At the moment, TRIC is using three farms for testing, with each having its own robot: UD’s Carvel Research Center in Georgetown, which is a full acre; a third of an acre at USDA Agricultural Research Center in Kearneysville, Virginia with the inventors of the UVC treatment method; and a quarter of an acre at Fifer Orchards.
With only the family-run farm Fifer open this week, the TRIC team was able to focus on a single location and a single robot.
“Since it’s so close, Fifer has kind of been our go-to-field for field testing,” said TRIC’s Vishnu Somasundaram, who manages UD students who work on the team. “We run into new issues and challenges that we eventually overcome, so we’ve been there a lot.”
Getting access to the farm meant convincing owner Bobby Fifer that it wasn’t too soon to put the robot into a working farm.
“The farmers at first were like, ‘Well why don’t you do this at a UD or something?’” said Stager. “I told them it’s not something we know works yet, we need to see if it works. If we showed it works at UD and then came to your farm next year with this technology that quote-unquote works, would you believe us? Or would it be better if we worked with the largest strawberry farm in Delaware and then came over to you and said it works?” With that Fifer, agreed to set someone thing up.

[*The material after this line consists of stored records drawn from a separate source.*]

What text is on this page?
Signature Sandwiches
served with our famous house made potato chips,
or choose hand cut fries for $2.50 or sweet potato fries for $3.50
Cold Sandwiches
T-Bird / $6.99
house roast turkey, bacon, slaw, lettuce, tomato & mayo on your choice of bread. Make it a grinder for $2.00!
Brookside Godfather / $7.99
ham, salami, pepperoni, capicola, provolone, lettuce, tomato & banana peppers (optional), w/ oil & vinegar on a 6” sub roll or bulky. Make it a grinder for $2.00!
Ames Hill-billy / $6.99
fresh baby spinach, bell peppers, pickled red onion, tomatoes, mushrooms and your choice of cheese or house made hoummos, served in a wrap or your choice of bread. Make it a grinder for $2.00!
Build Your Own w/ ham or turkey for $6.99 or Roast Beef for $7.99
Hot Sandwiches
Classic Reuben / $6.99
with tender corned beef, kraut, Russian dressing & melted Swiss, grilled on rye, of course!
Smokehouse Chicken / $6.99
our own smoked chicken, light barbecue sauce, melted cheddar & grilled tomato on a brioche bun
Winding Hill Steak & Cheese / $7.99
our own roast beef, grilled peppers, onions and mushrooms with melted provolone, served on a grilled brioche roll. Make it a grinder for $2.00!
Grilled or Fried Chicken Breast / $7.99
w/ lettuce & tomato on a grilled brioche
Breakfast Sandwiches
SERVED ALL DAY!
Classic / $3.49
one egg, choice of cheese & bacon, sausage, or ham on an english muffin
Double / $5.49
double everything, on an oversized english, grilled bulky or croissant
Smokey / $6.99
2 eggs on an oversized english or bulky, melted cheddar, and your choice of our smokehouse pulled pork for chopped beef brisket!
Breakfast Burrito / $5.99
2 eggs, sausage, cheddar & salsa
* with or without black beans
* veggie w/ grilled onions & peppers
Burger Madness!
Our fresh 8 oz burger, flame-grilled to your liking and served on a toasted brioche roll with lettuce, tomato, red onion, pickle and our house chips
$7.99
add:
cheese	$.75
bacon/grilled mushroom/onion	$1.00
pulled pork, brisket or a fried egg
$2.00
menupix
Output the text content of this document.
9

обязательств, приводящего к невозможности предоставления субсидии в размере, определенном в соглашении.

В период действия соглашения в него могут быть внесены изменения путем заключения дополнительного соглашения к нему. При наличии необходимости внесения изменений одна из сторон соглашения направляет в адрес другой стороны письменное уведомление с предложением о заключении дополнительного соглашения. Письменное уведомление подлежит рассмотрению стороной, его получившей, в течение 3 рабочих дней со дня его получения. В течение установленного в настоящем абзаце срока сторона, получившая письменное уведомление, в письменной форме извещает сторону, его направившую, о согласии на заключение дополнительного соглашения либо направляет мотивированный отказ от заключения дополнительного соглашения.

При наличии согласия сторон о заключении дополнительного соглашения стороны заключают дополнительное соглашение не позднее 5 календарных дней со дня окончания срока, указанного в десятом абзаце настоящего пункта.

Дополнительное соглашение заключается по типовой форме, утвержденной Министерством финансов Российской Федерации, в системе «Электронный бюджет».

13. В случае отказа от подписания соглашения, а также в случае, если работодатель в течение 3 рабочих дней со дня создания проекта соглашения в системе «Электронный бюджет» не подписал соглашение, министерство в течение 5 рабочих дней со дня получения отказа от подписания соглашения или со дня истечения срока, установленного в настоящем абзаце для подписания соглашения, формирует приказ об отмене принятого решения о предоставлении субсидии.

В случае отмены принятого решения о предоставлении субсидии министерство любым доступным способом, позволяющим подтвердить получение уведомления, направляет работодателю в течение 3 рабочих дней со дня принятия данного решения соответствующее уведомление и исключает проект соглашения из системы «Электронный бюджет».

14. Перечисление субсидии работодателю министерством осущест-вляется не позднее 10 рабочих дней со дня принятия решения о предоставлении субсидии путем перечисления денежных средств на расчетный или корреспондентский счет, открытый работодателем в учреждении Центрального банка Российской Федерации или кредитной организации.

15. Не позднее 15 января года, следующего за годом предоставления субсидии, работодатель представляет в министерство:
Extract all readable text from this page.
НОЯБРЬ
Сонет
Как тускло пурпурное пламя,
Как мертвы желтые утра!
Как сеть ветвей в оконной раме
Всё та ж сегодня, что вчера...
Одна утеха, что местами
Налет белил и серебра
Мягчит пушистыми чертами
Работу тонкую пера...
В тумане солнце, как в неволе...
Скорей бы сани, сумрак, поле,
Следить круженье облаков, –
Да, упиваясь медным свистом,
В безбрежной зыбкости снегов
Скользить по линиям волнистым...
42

In January, TRIC Robotics gave a presentation at the North American Strawberry Growers Association Annual Meeting and Conference, where they connected with over 150 strawberry growers across the country, many of them interested in securing robots. If testing goes well, the team may start making deals at the end of the year — but they’re not looking to rush it out nationally.
“We have a nice home base in Delaware,” Stager said. “We’re working out of the house, we’ve got three farms where we can go test the technology. We don’t want to put 20 robots on a field and be scrambling [if something goes wrong].”